The justices, in a 5-4 decision, sidestepped a ruling on the merits of the case itself, not taking a position on whether the lower court was correct in striking down a 2011 Virginia House of Delegates map on the grounds that it constituted a racial gerrymander.
They instead found that the Republican-led state House of Delegates lacked the necessary legal standing to appeal a lower court ruling that invalidated 11 state House districts for racial discrimination.
Virginia Attorney General Mark Herring, a Democrat and the state's top law enforcement official, opposed the appeal and argued in March that only he and not Republican-controlled House of Delegates was entitled to act on behalf of the state in the case.
Justice Ruth Bader Ginsburg wrote the majority opinion, with Justices Clarence Thomas, Sonia Sotomayor, Elena Kagan, and Neil Gorsuch concurring.
"The House, we hold, lacks authority to displace Virginia's Attorney General as representative of the State," the majority opinion said. "We further hold that the House, as a single chamber of a bicameral legislature, has no standing to appeal the invalidation of the redistricting plan separately from the State of which it is a part."
The Supreme Court's action let stand a 2018 ruling by a federal three-judge panel that the 11 districts all violated the rights of black voters to equal protection under the law under the U.S. Constitution's 14th Amendment.
The roots of the case the Court ruled on, Virginia House of Delegates vs. Golden Bethune-Hill, began back in 2014 when residents of 12 legislative districts drawn by the Republican-controlled House of Delegates after the 2010 census, challenged the map as unconstitutionally gerrymandered.

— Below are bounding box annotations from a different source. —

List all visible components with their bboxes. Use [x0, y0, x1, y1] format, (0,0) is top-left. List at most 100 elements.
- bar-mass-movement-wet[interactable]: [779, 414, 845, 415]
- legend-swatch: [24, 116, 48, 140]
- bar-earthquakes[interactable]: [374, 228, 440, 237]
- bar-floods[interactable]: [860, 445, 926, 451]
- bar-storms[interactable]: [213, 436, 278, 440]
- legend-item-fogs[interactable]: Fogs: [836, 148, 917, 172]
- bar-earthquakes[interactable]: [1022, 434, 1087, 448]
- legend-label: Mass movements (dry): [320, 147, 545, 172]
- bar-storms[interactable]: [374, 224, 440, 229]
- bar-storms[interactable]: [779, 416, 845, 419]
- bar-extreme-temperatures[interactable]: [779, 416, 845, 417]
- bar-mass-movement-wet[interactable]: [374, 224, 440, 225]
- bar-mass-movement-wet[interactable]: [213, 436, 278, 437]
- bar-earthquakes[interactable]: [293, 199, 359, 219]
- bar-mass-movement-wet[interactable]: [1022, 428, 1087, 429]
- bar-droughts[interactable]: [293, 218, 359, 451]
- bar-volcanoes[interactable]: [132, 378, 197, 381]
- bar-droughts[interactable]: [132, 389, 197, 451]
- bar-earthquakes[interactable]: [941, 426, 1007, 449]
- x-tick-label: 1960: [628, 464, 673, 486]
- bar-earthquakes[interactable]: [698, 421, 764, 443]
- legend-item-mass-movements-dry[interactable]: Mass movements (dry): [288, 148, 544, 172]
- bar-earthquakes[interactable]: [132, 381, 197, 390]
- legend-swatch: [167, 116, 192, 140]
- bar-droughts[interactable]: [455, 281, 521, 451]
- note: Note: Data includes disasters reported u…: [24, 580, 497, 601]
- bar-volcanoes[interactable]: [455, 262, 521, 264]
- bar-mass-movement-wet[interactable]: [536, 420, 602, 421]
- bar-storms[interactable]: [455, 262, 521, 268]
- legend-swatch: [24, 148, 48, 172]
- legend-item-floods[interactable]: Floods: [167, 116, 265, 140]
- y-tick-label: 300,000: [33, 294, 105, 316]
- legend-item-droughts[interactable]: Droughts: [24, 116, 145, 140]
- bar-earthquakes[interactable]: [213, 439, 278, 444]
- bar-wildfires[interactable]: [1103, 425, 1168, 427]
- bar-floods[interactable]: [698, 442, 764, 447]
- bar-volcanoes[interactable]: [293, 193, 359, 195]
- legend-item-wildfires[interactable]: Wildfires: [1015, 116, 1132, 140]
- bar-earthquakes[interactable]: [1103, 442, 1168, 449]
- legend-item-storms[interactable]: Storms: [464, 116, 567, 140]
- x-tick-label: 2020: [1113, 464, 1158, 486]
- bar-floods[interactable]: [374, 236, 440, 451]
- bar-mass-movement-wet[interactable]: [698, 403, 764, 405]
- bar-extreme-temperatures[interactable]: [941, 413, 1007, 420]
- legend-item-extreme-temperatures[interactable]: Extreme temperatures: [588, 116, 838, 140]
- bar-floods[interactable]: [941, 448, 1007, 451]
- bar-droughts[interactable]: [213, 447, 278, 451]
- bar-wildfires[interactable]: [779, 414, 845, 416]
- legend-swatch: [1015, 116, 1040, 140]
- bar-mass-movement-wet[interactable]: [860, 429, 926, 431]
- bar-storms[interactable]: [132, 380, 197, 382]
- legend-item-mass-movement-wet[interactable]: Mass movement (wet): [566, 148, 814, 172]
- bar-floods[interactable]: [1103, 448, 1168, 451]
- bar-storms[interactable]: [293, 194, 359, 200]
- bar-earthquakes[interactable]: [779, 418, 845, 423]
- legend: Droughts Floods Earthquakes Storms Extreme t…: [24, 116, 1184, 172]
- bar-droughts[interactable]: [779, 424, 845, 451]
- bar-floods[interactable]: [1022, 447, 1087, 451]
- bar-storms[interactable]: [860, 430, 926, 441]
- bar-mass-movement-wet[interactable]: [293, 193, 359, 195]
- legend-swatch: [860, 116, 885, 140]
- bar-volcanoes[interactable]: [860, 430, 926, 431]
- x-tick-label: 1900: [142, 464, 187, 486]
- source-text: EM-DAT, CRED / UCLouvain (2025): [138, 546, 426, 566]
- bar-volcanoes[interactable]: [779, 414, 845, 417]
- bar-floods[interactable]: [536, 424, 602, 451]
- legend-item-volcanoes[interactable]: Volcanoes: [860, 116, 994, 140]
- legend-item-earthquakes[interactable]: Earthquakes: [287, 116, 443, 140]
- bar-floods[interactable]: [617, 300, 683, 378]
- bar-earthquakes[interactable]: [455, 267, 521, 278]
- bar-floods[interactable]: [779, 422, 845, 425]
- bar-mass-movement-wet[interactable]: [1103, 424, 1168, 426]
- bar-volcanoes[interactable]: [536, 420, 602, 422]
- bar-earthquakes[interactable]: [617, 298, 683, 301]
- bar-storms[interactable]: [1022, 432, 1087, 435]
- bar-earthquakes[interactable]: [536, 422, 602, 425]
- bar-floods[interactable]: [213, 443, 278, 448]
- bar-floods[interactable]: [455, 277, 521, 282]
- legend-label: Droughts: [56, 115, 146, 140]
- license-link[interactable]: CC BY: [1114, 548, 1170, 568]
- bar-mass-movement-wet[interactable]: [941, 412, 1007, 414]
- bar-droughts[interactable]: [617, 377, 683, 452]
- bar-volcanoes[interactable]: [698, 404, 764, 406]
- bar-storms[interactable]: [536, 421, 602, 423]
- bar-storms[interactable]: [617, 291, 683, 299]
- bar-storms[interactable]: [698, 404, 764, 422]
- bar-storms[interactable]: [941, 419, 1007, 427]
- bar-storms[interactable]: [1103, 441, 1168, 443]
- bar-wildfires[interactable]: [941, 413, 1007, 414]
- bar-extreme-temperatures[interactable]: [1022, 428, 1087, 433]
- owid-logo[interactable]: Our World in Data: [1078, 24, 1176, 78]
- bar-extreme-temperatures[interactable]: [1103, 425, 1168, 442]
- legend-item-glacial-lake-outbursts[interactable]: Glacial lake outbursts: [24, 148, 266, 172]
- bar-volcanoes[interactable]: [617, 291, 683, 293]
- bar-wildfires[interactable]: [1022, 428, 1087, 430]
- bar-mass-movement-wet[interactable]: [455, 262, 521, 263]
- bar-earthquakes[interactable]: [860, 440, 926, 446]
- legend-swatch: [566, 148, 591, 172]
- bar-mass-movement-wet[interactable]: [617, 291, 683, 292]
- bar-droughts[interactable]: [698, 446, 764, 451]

The plaintiffs argued that by "packing" black voters into certain districts, the legislature violated the equal protection clause by diluting the political power of African-Americans and drawing a map to create more majority-white districts, according to the Brennan Center for Justice.
After a panel of three federal judges initially sided with the legislature, the plaintiffs appealed to the Supreme Court in 2017, which ruled 6-2 that those judges applied the incorrect standard in ruling on the case and ordering them to re-hear the case.
Later that year, the same panel of judges applied a different legal standard to evaluate the arguments in the case, and ruled 2-1 that the 11 districts were, in fact, racially gerrymandered, ordering the state to redraw the districts and prompting the legislature to appeal again to the Supreme Court.
Over the next month, the Court is also expected to release other widely-anticipated rulings on cases related to legislative maps and political representation.
They include a case challenging North Carolina's congressional district maps as gerrymandered to benefit Republicans, and a blockbuster case which will decide whether the Trump administration can add a citizenship question to the 2020 census - a change that could carry significant implications for how political maps are drawn.